Source : Ministère de l’Environnement, de la Lutte contre les changements climatiques, de la Faune et des Parcs
Le règlement provincial sur le prélèvement des eaux et leur protection édicte les normes relatives aux puits. Un permis municipal est requis pour tout forage, approfondissement d’un puits existant, scellement d’un puits et hydrofracturation, une opération consistant à créer des fissures dans la roche souterraine par l’injection de fluide à haute pression.
L’eau souterraine est la source d’approvisionnement en eau potable la plus utilisée au Québec. À Sainte-Anne-des-Lacs, la majorité des résidences s’approvisionnent en eau potable à partir de puits privés, forés dans le substrat rocheux. Cela dit, quelques propriétés s’approvisionnent à partir de l’eau de surface des lacs. Évidemment, l’eau souterraine revêt une importance capitale, et il faut en tenir compte quand il est question de développement territorial.
Dès 2008, le gouvernement provincial a mis sur pieds et financé des programmes visant à l’acquisition de connaissances sur les eaux souterraines dans l’ensemble des régions du Québec.
Le Programme d’acquisition de connaissances sur les eaux souterraines (PACES) des Laurentides et des Moulins s’est déroulé de 2018 à 2022. Le projet a été piloté par l’Université du Québec à Montréal (UQAM) en partenariat avec le Réseau québécois sur les eaux souterraines (RQES) et quatre organismes de bassins versants (OBV), dont celui de la rivière du Nord. Ce dernier s’appelle Abrinord.
Vous voulez en savoir plus sur le sujet ?
Une foule d’informations est disponible sur la page du PACES Laurentides – Les Moulins. Vous y trouverez, entre autres, des explications claires sur la dynamique des nappes d’eau souterraine ainsi qu’une cartographie des résultats obtenus. Les informations sont accessibles et compréhensibles. N’hésitez plus : transformez-vous en expert des eaux souterraines !
Bien que l’eau d’un puits artésien est généralement de bonne qualité, il est quand même recommandé de la faire échantillonner au moins une fois par année, tout particulièrement au printemps. Il s’agit du moment où la recharge de la nappe phréatique est la plus importante. Selon l’article 3 du Règlement sur la qualité de l’eau potable, le propriétaire est tenu légalement de fournir une eau potable à lui‑même, à sa famille ainsi qu’à ses visiteurs. Un événement de contamination peut apparaître de façon sporadique, et seule l’analyse de l’eau peut le révéler.
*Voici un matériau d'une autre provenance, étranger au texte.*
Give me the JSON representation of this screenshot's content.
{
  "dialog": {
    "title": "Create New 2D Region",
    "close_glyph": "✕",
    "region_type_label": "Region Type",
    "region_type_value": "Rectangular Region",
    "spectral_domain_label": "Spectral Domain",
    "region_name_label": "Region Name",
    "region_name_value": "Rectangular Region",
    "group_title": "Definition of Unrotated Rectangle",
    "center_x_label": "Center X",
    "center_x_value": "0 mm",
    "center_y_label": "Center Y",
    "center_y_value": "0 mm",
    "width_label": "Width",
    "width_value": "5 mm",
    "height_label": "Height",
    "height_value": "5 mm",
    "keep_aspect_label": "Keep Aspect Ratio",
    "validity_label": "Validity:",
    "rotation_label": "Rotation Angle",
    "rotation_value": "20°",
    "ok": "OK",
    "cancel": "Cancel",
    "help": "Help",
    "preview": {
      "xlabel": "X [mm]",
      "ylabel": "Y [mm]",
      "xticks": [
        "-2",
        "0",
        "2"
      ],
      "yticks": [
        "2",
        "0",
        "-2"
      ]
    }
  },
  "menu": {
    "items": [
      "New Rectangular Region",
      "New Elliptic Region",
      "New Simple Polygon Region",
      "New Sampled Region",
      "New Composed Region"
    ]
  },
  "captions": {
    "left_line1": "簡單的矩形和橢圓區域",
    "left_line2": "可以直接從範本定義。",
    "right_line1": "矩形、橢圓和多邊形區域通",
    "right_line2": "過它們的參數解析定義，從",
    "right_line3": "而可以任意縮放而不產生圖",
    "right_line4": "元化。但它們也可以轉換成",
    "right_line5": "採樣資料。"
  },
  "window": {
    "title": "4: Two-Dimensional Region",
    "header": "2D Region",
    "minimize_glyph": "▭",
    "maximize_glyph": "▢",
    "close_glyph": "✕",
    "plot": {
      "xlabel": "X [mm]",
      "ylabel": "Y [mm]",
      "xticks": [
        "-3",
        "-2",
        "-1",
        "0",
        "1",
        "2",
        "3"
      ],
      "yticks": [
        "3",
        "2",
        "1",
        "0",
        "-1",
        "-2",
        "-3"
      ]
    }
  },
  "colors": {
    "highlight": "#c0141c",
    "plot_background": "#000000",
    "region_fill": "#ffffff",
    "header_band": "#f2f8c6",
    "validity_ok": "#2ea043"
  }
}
La désinfection d’un puits, nouvellement aménagé ou non, s’effectue principalement en ajoutant une quantité prédéterminée d’eau de Javel à l’eau du puits. Plusieurs autres étapes précèdent et suivent néanmoins ce traitement. Pour accéder à la procédure de désinfection, cliquez sur le lien ci-contre :
Les Québécois sont les deuxièmes plus grands gaspilleurs d’eau au monde !
L’eau souterraine est normalement une ressource renouvelable, mais les pressions démographiques et les changements globaux peuvent contribuer à l’épuisement plus ou moins temporaire des réserves d’eau présentes dans le sol et les interstices du socle rocheux.
Dans le contexte actuel, un principe de précaution doit s’appliquer afin d’assurer la pérennité de l’approvisionnement en eau potable des puits privés des Annelacois.
Ainsi, des mesures d’économie d’eau devraient faire partie de votre quotidien et de votre mode de vie.